Para terminar con esta breve ojeada, agregaremos que, si las fiestas de este tipo van menguando de más en más y no parecen despertar ya sino apenas el interés de la multitud, ello se debe a que, en una época, como la nuestra, han perdido verdaderamente su razón de ser13: ¿cómo, en efecto, podría ser el caso de “circunscribir” el desorden y encerrarlo en límites rigurosamente definidos cuando está difundido por doquiera y se manifiesta de continuo en todos los dominios en que se ejerce la actividad humana? Así, la desaparición casi completa de esas fiestas, de la cual, si se atuviera uno a las apariencias externas y a un punto de vista simplemente “estético”, podría caerse en tentación de felicitarse en razón del aspecto de “fealdad” que inevitablemente revisten, esa desaparición, decíamos, constituye al contrario, cuando se va al fondo de las cosas, un síntoma muy poco tranquilizador, pues atestigua que el desorden ha irrumpido en todo el curso de la existencia y se ha generalizado a tal punto que vivimos en realidad, podría decirse, un siniestro “carnaval perpetuo”.
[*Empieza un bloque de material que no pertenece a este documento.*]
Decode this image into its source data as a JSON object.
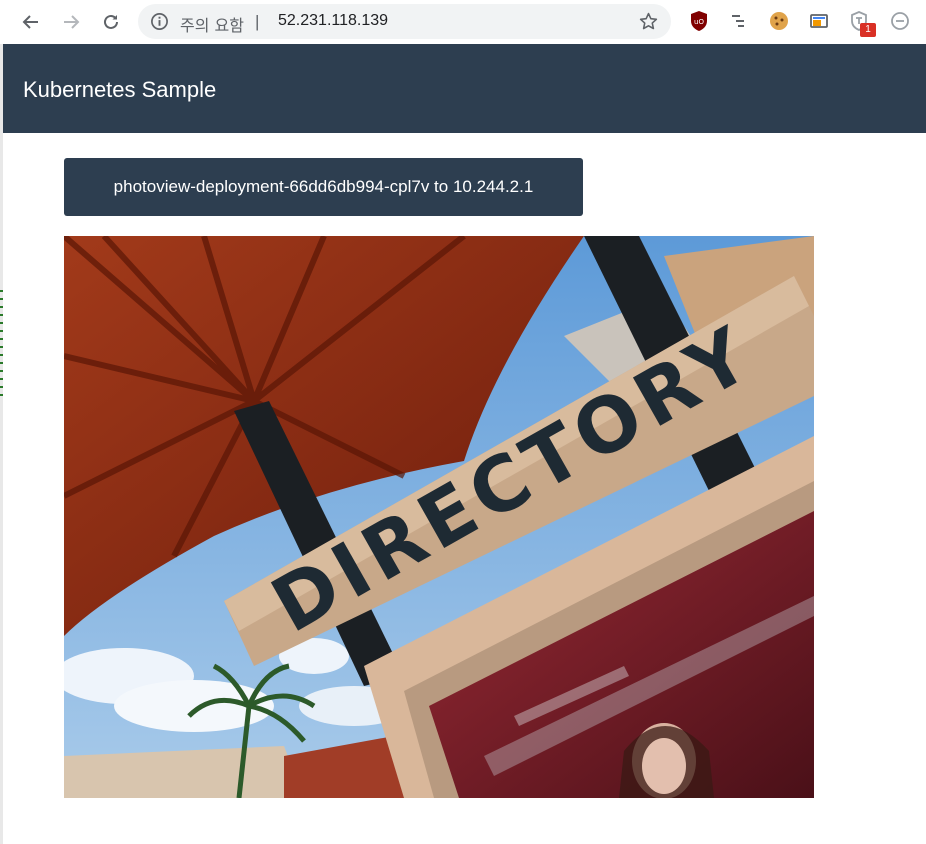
{
  "browser": {
    "security_warning": "주의 요함",
    "separator": "|",
    "url": "52.231.118.139",
    "extension_badge_count": "1",
    "icons": [
      "back-arrow-icon",
      "forward-arrow-icon",
      "reload-icon",
      "info-icon",
      "star-icon",
      "ublock-icon",
      "tree-extension-icon",
      "cookie-icon",
      "cast-window-icon",
      "shield-extension-icon",
      "minus-circle-icon"
    ]
  },
  "app": {
    "title": "Kubernetes Sample",
    "host_info": "photoview-deployment-66dd6db994-cpl7v to 10.244.2.1"
  },
  "photo": {
    "sign_text": "DIRECTORY",
    "colors": {
      "sky": "#6fa7dd",
      "canopy": "#8e2a12",
      "sign": "#c8a889",
      "letters": "#1e2a33",
      "poles": "#1b1f23",
      "frame": "#d9b79a",
      "glass": "#7a1e2a"
    }
  },
  "colors": {
    "header_bg": "#2d3e50",
    "header_text": "#ffffff"
  }
}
* Publicado en Études Traditionnelles, diciembre de 1945. Recopilado en Symboles de la Science Sacrée, capítulo XXI.

1 Ver Études Traditionnelles, abril de 1940, pág. 169.
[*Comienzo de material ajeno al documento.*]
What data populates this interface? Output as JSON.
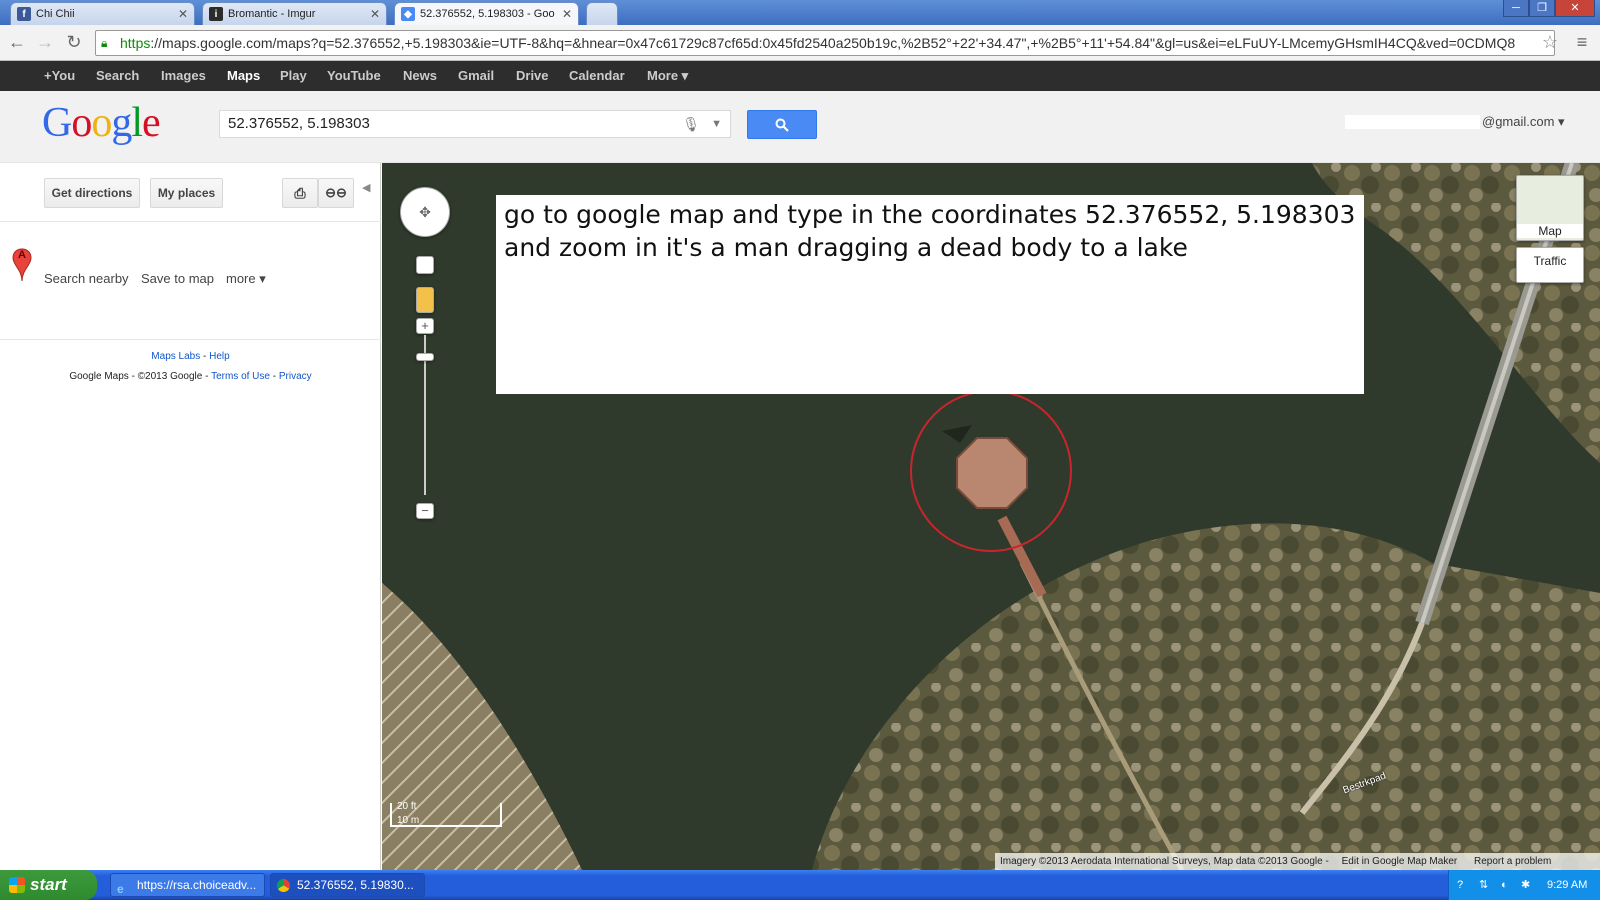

2 Sería un error querer oponer a esto el papel desempeñado por el asno en la tradición evangélica, pues, en realidad, el buey y el asno, situados a una y otra parte de la cuna en el nacimiento de Cristo, simbolizan respectivamente el conjunto de las fuerzas benéficas y el de las fuerzas maléficas; ambos conjuntos se encuentran nuevamente, por lo demás, en la Crucifixión, bajo la forma del buen ladrón y el mal ladrón. Por otra parte, Cristo montado sobre un asno a su entrada en Jerusalén representa el triunfo sobre las fuerzas maléficas, triunfo cuya realización constituye propiamente la “Redención” misma.

3 Esos “locos” llevaban, por otra parte, un bonete con largas orejas, manifiestamente destinado a evocar la idea de una cabeza de asno, y este rasgo no es menos significativo desde el punto de vista en que nos hemos situado.

4 El autor de la teoría a que aludimos reconoce ciertamente la existencia de esta parodia y sacrilegio, pero, refiriéndolas a su concepción de la “fiesta” en general, pretende hacer de ellos elementos característicos de lo “sagrado” mismo, lo que no sólo es una paradoja algo excesiva, sino, hay que decirlo claramente, una pura y simple contradicción.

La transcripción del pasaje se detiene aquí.